A key secondary endpoint of the study is final protocol-specified OSOS, which is the focus of the current report. Other endpoints reported included intracranialPFS (icPFS), intracranial overall response rate (icORR), intracranial duration of response (icDOR), time to symptom progression (TTSP) and safety.
Of the 1,074 patients who underwent randomization, 858 patients were randomly assigned to the dual-drug group or the osimertinib group. A total of 421 patients ultimately received evantumumab/lazertinib treatment, of which 260 patients ultimately discontinued treatment. The most common reason was disease progression (33%). A total of 428 patients ultimately received osimertinib treatment, and 310 patients discontinued monotherapy. Likewise, the most common reason for discontinuation was disease progression (55%).
Baseline characteristics were well balanced across treatment groups. Across predefined subgroups, the OS benefit was generally consistent with the dual arm compared with osimertinib, except in patients 65 years or older (HR, 1.11; 95% CI, 0.84-1.48). Yang said 74% of patients received second-line treatment, suggesting that it is feasible to develop a long-term treatment plan after first-line treatment with evantumumab/lazertinib. The most common subsequent treatment category was chemotherapy in both arms. Of note, this trial did not allow crossover.
The icPFS of the dual drug group was longer than osimertinib, with a median of 25.4 months respectively ( 95% CI, 20.1-29.5) and 22.2 months (95% CI, 18.4-26.9) (HR, 0.79; 95% CI, 0.61-1.02; P=0.07).

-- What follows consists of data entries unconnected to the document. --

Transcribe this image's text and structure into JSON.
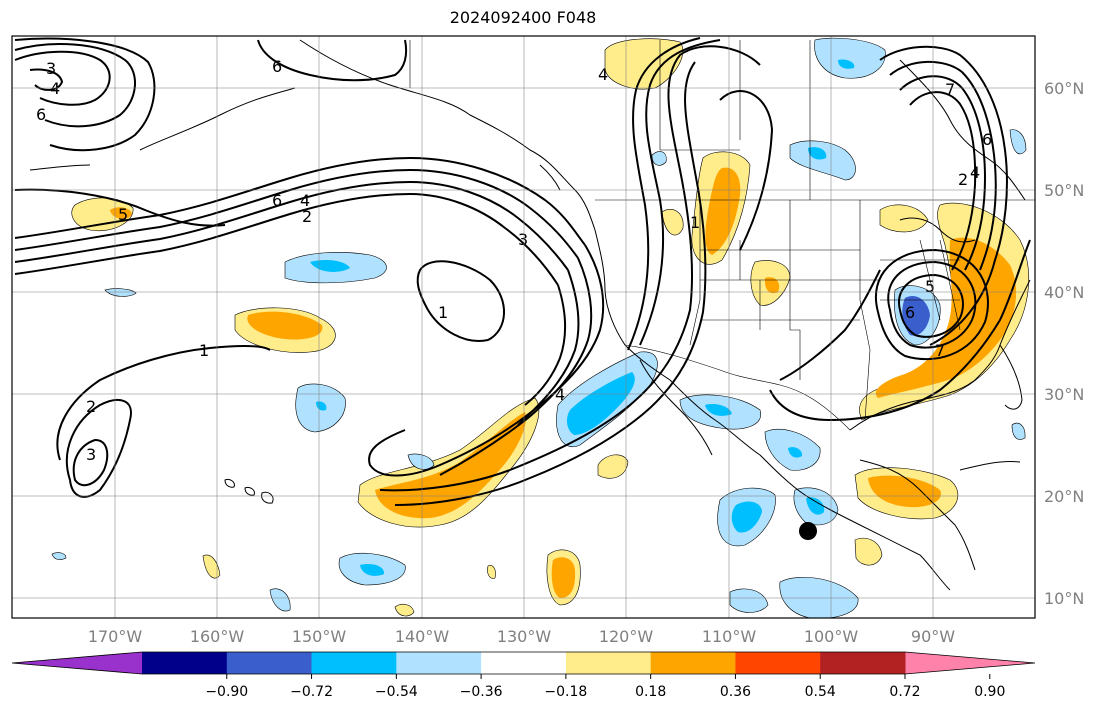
{
  "title": "2024092400 F048",
  "latitude_labels": [
    "10°N",
    "20°N",
    "30°N",
    "40°N",
    "50°N",
    "60°N"
  ],
  "longitude_labels": [
    "170°W",
    "160°W",
    "150°W",
    "140°W",
    "130°W",
    "120°W",
    "110°W",
    "100°W",
    "90°W"
  ],
  "colorbar": {
    "tick_labels": [
      "−0.90",
      "−0.72",
      "−0.54",
      "−0.36",
      "−0.18",
      "0.18",
      "0.36",
      "0.54",
      "0.72",
      "0.90"
    ],
    "colors": [
      "#9932cc",
      "#00008b",
      "#3a5fcd",
      "#00bfff",
      "#b0e2ff",
      "#ffffff",
      "#ffec8b",
      "#ffa500",
      "#ff4500",
      "#b22222",
      "#ff82ab"
    ]
  },
  "contour_labels": [
    "3",
    "4",
    "6",
    "6",
    "5",
    "6",
    "4",
    "2",
    "3",
    "1",
    "1",
    "2",
    "3",
    "4",
    "1",
    "5",
    "6",
    "7",
    "2",
    "6",
    "4",
    "7",
    "4"
  ],
  "marker": {
    "type": "black-dot",
    "lon": -102.0,
    "lat": 16.5
  }
}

The 3-year milestone icPFS rates in each group were 36% and 18%, respectively. The dual drug also showed more durable responses and improved icDOR compared with osimertinib. The icORR of evantumumabcombined with lazertinib was 78% (95%CI, 71%-84%), while osimertinib was 77% (95%CI, 71%-83%), and the median icDOR in each group was 35.7 months (95%CI25.8-NR) and 29.6 months (95%CI 23.9-34.1).

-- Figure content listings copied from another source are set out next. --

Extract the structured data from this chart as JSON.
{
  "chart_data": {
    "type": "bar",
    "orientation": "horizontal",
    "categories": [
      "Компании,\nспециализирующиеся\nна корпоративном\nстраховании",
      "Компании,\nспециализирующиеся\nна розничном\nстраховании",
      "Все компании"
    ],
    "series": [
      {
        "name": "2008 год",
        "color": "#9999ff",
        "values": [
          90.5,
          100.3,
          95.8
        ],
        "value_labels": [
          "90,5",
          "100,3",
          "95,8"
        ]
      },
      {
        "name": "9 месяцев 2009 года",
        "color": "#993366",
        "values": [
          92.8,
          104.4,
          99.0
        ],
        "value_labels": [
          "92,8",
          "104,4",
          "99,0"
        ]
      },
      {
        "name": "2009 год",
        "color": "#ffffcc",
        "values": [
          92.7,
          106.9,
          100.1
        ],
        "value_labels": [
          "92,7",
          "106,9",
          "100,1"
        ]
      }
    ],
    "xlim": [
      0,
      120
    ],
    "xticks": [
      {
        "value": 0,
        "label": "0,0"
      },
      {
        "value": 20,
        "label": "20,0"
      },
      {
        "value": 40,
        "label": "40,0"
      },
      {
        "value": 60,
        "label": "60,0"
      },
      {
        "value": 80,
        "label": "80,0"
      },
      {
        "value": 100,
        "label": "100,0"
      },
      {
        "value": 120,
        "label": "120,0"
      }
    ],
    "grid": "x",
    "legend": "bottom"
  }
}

Additionally, the dual effect continued to significantly delay the onset or progression of lung cancer symptoms by a median of more than14 months. The median TTSP for the combination was 43.6 months (95% CI, 36.0-NR), whereasosimertinib was 29.3 months (95% CI, 26.4-33.4) (HR, 0.69; 95% CI, 0.57-0.83; P<0.001).

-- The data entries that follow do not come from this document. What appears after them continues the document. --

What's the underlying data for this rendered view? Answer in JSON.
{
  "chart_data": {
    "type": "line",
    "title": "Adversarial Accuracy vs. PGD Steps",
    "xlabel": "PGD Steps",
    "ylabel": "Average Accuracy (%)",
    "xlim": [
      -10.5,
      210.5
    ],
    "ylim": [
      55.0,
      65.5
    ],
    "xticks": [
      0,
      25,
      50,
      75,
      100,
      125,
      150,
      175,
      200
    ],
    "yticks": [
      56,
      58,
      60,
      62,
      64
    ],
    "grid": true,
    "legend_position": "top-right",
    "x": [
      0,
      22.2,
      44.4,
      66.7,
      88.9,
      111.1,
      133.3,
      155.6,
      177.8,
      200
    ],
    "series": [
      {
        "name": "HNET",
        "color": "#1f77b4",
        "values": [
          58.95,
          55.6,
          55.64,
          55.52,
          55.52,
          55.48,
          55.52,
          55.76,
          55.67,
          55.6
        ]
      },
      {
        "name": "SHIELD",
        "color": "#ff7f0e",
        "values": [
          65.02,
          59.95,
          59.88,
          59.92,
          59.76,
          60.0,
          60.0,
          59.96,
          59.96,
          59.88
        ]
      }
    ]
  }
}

The median duration of treatment was 27.0 months in the double arm and 22.4 months in the osimertinib arm. The toxicity profile of this combination was consistent with previous reports. Most toxicities experienced in the doublet arm were related to EGFR or MET inhibition and were grade 1 or 2 in severity. Twenty-one percent of patients received antibiotics for their rash at the start of the study. At baseline, 5% of patients were receiving anticoagulant therapy; 40% of patients receiving dual therapy and 11% of those receiving osimertinib monotherapy experienced a venous thromboembolic event (VTE). Of note, most first episodes of AES occur in the early 0 to 4 months of life. Long-term follow-up did not reveal any new safety signals, suggesting that long-term combination therapy is feasible.
In addition, premature adverse events can be significantly reduced by utilizing preventive strategies. For example, COCOON DM reduced grade 2 or higher skin toxicity by approximately 2-fold, SKIPPirr reduced infusion-related reactions by approximately 3-fold, and prophylactic anticoagulation reduced VTE by approximately 2-fold.